Transparent communication is the foundation of an effective partnership between patients and healthcare providers, especially in the arena of rare diseases, where digging up relevant facts and developing treatment plans are particularly difficult.
Efficient use of time with each patient is critical. Every day our healthcare providers are tasked with doing more with less and balancing patient needs with benchmark tracking visits, including minutes per patient for each appointment.
In all these processes and routines, there is a communications sweet spot. One where information is communicated clearly and with an eye on the clock.

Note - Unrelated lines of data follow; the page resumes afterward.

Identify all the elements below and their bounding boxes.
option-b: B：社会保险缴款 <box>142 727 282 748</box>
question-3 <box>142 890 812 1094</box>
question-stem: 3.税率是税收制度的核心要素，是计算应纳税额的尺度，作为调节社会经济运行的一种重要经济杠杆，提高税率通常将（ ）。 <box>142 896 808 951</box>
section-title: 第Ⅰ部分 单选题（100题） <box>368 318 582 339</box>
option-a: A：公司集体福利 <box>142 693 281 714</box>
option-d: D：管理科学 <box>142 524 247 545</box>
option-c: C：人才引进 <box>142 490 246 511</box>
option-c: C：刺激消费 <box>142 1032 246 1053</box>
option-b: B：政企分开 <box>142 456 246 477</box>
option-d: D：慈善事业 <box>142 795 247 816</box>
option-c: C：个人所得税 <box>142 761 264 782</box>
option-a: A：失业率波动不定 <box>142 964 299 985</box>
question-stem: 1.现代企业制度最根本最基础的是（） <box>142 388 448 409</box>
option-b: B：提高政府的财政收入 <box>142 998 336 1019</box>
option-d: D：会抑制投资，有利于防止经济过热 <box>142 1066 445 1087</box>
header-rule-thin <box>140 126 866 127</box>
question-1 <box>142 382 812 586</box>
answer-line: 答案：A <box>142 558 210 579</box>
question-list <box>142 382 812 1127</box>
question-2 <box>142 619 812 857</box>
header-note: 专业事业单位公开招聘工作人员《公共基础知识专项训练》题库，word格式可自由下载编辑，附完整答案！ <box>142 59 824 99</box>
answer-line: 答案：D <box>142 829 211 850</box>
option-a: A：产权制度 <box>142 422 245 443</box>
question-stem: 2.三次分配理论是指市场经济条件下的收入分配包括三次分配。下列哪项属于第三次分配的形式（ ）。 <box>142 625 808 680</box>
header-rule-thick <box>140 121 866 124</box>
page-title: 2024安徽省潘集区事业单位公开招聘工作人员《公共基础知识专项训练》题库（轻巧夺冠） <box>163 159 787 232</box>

However, the road to this sweet spot is littered with potential pitfalls. Do medical professionals say too much or too little? Or are they stuck treating patients like they are fellow healthcare providers? To avoid this, a balance between the overuse of clinical terminology and kindergarten speak is necessary. For people living with multiple sclerosis (MS), for example, the ability to completely understand clinical terms is essential to our health.

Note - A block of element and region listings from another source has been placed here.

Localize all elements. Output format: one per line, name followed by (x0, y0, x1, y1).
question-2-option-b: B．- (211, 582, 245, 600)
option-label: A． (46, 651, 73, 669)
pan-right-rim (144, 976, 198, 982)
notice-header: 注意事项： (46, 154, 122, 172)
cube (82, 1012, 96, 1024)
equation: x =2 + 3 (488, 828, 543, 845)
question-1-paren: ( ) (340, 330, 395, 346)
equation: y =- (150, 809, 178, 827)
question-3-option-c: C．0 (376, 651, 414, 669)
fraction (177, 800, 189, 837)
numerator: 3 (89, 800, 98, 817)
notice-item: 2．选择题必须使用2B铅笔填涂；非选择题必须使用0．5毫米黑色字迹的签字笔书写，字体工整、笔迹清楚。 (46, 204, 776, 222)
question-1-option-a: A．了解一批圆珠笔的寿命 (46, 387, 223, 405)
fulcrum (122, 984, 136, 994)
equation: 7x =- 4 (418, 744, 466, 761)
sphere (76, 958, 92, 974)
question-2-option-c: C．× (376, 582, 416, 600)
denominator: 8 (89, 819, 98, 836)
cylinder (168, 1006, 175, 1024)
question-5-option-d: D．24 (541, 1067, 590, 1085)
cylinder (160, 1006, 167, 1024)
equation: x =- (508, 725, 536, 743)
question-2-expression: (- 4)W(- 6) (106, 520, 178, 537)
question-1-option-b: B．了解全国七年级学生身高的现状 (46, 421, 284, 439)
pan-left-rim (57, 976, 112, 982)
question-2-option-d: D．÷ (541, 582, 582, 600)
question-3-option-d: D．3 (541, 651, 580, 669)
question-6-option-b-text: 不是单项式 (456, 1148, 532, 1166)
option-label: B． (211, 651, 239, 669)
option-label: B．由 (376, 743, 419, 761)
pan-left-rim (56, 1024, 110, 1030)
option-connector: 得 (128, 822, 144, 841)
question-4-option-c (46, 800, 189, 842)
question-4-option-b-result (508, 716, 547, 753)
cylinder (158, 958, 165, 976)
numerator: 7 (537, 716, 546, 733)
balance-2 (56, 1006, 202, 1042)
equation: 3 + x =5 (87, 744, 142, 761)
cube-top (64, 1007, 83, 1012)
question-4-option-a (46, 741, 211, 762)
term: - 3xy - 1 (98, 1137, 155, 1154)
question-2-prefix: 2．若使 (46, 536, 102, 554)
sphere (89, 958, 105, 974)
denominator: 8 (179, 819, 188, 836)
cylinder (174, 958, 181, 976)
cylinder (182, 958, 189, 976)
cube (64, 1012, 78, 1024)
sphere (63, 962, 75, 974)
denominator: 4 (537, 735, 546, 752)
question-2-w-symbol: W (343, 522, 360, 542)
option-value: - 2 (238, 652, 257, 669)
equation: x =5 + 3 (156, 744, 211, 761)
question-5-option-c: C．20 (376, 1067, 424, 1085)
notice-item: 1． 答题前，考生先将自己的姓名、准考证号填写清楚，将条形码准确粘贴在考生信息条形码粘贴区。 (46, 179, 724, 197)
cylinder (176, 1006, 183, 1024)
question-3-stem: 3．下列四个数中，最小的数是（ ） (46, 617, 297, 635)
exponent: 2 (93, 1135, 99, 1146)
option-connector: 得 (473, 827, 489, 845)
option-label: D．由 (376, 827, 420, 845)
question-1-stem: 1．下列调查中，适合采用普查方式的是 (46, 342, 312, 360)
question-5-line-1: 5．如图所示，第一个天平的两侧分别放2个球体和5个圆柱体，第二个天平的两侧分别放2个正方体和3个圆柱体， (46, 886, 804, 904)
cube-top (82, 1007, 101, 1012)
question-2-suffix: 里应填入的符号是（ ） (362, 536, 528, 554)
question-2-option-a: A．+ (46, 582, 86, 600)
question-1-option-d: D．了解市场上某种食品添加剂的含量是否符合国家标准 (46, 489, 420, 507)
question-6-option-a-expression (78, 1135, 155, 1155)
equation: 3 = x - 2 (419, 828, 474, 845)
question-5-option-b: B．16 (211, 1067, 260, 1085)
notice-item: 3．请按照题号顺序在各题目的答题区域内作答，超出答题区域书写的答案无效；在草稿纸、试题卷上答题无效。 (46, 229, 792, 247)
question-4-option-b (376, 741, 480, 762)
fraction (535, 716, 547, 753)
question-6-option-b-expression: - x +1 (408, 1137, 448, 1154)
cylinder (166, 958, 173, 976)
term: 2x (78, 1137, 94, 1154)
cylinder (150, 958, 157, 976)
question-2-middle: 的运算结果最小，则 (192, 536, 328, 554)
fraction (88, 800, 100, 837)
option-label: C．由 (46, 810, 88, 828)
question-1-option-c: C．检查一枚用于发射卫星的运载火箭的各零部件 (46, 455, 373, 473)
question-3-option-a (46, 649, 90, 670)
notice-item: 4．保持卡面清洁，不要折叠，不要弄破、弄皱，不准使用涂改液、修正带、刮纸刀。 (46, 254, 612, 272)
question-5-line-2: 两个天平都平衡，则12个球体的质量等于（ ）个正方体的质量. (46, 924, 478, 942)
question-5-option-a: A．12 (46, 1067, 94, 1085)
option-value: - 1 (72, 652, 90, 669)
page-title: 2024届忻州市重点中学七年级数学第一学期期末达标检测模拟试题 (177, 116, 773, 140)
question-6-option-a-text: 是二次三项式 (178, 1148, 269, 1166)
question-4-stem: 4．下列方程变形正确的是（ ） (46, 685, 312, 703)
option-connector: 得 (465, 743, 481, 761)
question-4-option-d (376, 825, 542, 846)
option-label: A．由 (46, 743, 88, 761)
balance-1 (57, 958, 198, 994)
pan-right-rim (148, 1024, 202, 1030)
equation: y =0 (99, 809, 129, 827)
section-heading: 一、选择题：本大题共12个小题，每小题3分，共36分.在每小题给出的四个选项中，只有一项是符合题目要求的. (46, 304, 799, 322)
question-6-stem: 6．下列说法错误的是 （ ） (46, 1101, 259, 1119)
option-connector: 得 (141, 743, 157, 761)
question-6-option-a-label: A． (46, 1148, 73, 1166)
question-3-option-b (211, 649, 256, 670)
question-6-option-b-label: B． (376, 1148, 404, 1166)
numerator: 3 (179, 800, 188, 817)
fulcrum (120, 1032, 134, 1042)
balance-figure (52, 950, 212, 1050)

When writing or speaking to a layman audience, there are some general rules I suggest HCPs follow. First, define and focus on a generalized comprehension level; communicate in a way that is not too complex, but clear and direct in how complicated concepts are explained.
Read more about therapies for multiple sclerosis
And the same thing can be said when patients are in communication with their healthcare team. Laypeople do not have, for the most part, access to the same types of medical terminology used by professionals. We rely on the explanation given to us by our trusted HCP. That explanation should not only include complex vocabulary, when necessary, but enough of that language that the meaning does not get lost in translation.
An MS diagnosis leads to many hard conversations. Discussions about disease progression or disabling symptoms are not fun. They can be quite depressing, or confusing. Yet, there is nothing that says that medical conversation needs to be incomprehensible. The seriousness of the topic does not preclude it from being understandable. There is a tendency for us to believe that high-level medical discussion must be riddled with complexities, and incomprehensible terms, labels, and descriptions.
With MS, what a healthcare provider wants to tell a patient can come across as gobbledygook. All the talk about brain lesions and T or B cells can go over one’s head if we are not prepared. What makes a difference in the way in which the important information is relayed? Talk to me like a good friend would. We may not be besties in real life, but when we are in that exam room we turn into our best friends.
If you were speaking with a friend and wanted them to understand, would you use only technical vocabulary? Would you be careful in balancing specific terminology with colloquial language? Would you strive to be clear so your friend could be confident about what you are saying? Or would you be more concerned about your image, unwilling to show your ignorance when you don’t understand a concept, a medical term?
Looking at medical provider and patient communication in this way can make a substantial difference. Better adherence to recommendations could be one result of clearer dissemination of information. More clearly stated, your MS patients are more likely to do what you recommend if they can understand what is being asked of them.
There is no one template for how to do this. How a medical professional shares information with one MS patient may be different than the way they communicate with a different MS patient. Getting it right will not be easy. You may have patients who struggle mightily to comprehend that about which you are talking. It’s quite possible that you have other patients with whom you can have a higher-level, more technical discussion.
Each method is valid, as long as the person living with MS gets the message.